Dünyanın hangi ileri ülkesinde eğitim toplumun isteğine
göre verilir? Eğitim, toplumun gereksinmelerine göre belirlenmeli; ülkenin geleceği
dikkate alınmalı. Galile, Newton, Edison, Vinci, Pastör, Arşimet, Hazerfen,
İbn-i Sina, Hayyam, Uluğ Bey… Bu kişiler, yaşadıkları dönemlerde halk tarafından
desteklendi mi? Yoksa binlerce bilim adamı engizisyonlarda yargılanıp
softaların kışkırtmalarıyla mı karşılaştılar? Dünyadaki tüm toplumsal
sıçrayışlar, ilerlemeler devrimlerle olmuştur. Çağdaş eğitimi doğuran da
devrimlerdir. Tüm dünyanın devrimci ülkelerinde olduğu gibi Türkiye’de de
eğitim sistemi Atatürk öncülüğünde Cumhuriyet Devrimiyle belirlendi. Türk
eğitim sistemi, devrimci bir ruhla akıl ve bilime dayanmıştır. Bu durum,
ülkemizde hızlı bir aydınlanma sürecinin yaşanmasına neden olmuş, Ortaçağ’ın
karanlığını ülkemiz semalarından dağıtmıştır. Ne yazık ki Atlantik rüzgârlarıyla
gelen kara bulutlar son yıllarda ülkemizin aydınlık ufuklarını kaplamak
istemekte.
Hiç sözü eğip bükmeye gerek yok. İşin aslı şudur ki,
bilimsel eğitimin yerine dinsel eğitimi yerleştirme çabasıdır bu. Nasıl mı?
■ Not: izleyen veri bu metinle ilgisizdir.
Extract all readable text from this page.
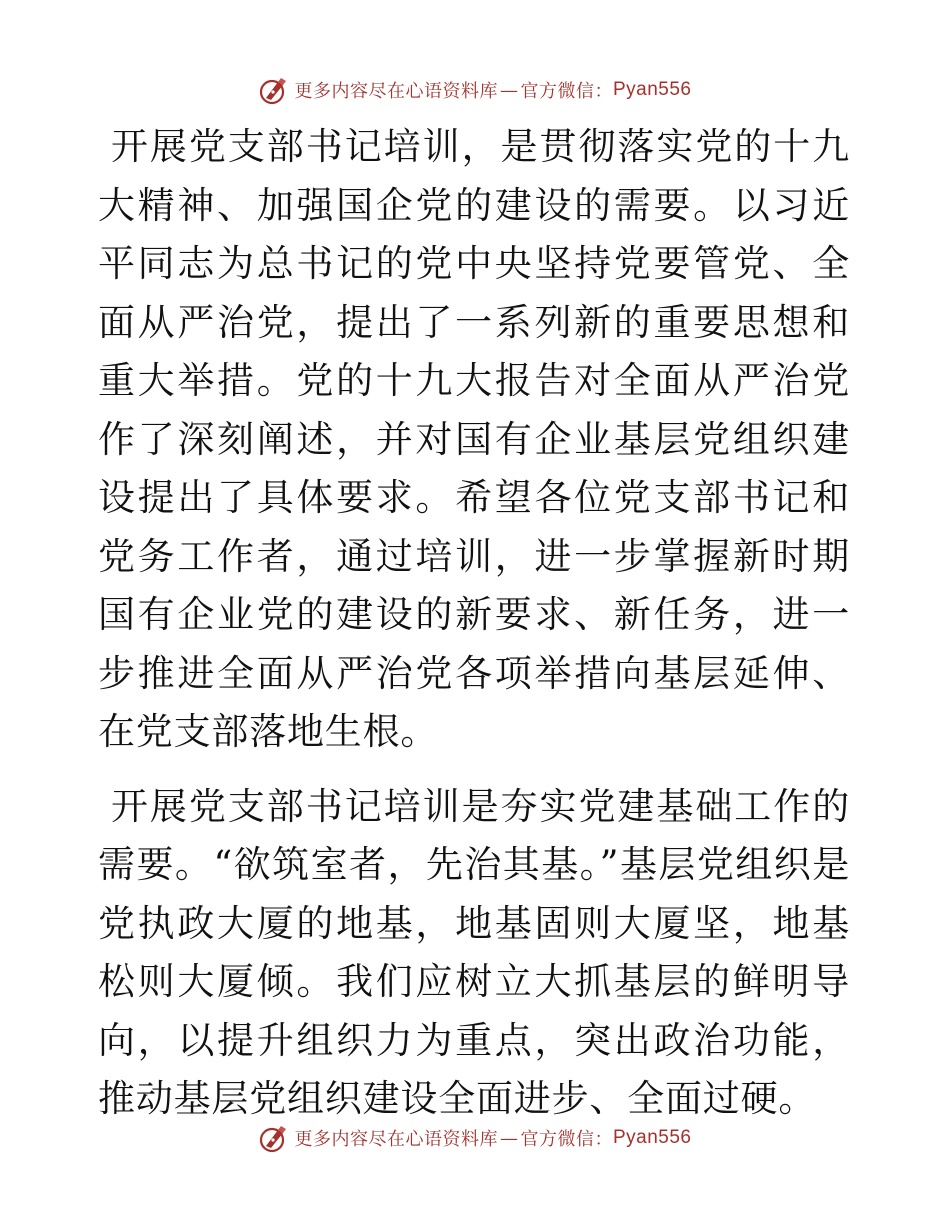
更多内容尽在心语资料库 — 官方微信： Pyan556

开展党支部书记培训，是贯彻落实党的十九大精神、加强国企党的建设的需要。以习近平同志为总书记的党中央坚持党要管党、全面从严治党，提出了一系列新的重要思想和重大举措。党的十九大报告对全面从严治党作了深刻阐述，并对国有企业基层党组织建设提出了具体要求。希望各位党支部书记和党务工作者，通过培训，进一步掌握新时期国有企业党的建设的新要求、新任务，进一步推进全面从严治党各项举措向基层延伸、在党支部落地生根。

开展党支部书记培训是夯实党建基础工作的需要。“欲筑室者，先治其基。”基层党组织是党执政大厦的地基，地基固则大厦坚，地基松则大厦倾。我们应树立大抓基层的鲜明导向，以提升组织力为重点，突出政治功能，推动基层党组织建设全面进步、全面过硬。

更多内容尽在心语资料库 — 官方微信： Pyan556
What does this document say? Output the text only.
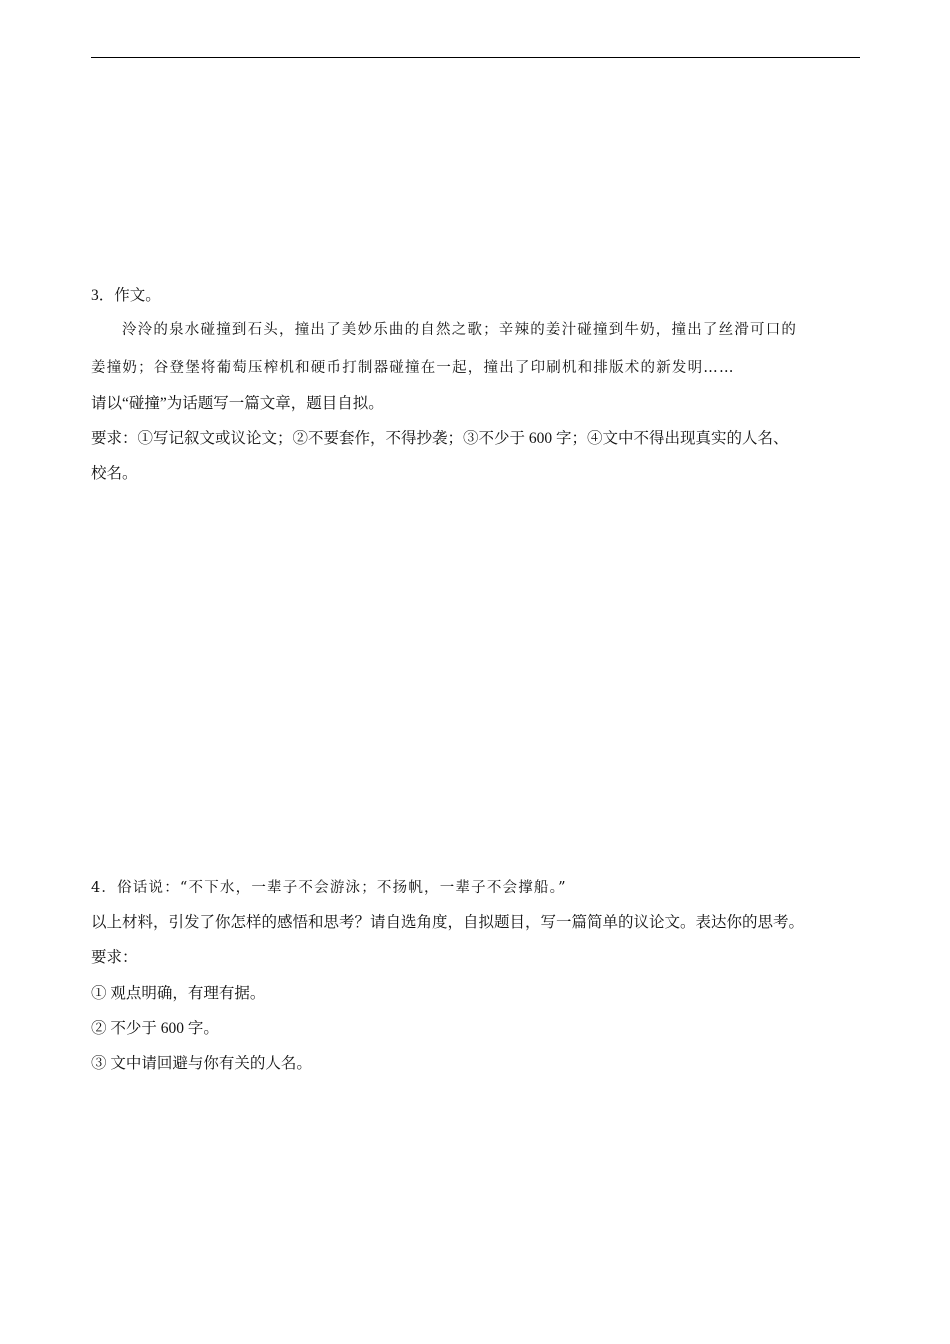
3．作文。
泠泠的泉水碰撞到石头，撞出了美妙乐曲的自然之歌；辛辣的姜汁碰撞到牛奶，撞出了丝滑可口的
姜撞奶；谷登堡将葡萄压榨机和硬币打制器碰撞在一起，撞出了印刷机和排版术的新发明……
请以“碰撞”为话题写一篇文章，题目自拟。
要求：①写记叙文或议论文；②不要套作，不得抄袭；③不少于 600 字；④文中不得出现真实的人名、
校名。
4．俗话说：“不下水，一辈子不会游泳；不扬帆，一辈子不会撑船。”
以上材料，引发了你怎样的感悟和思考？请自选角度，自拟题目，写一篇简单的议论文。表达你的思考。
要求：
① 观点明确，有理有据。
② 不少于 600 字。
③ 文中请回避与你有关的人名。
Bugün bir öğrenci, on dört yaşında ilköğretim
okulunu bitirmekte. Yani ergenlik çağına gelmiş oluyor bu öğrenciler.
Ergenlikten sonra ezber yetenekleri azaldığından hafız yetiştirmek zorlaşmakta.
Bu nedenle hafız yetiştirmek için gerekli dönem, ergenlik öncesidir. İlkokulun
dört yıl yapılmasının, okula başlama yaşının da beş yaşa düşürülmesinin nedeni
budur. İkinci amaç ise imam hatiplerin orta kısımlarının yeniden açılmak
istenmesidir. Böylece eğitimimiz, 1997’nin gerisine götürülmekte. İlk dört yıl,
temel bir eğitimin verilmesi için uygun değil. Çünkü beş yaşında okula
başlayacak çocuklar, birçok sorunla, zorlukla
karşılaşacaklar.
İkinci dört yıl ise geçmişin ortaokulları. Eğitim içeriği
şimdilik belli değil. İmam hatiplerin meslek okulu sayılması ülkemizdeki
mesleki eğitimi yok etmekte. Çünkü meslek okullarının geleceği konuşulurken hep
imam hatipler üzerinden hareket edildiğinden konunun esası görülmemekte.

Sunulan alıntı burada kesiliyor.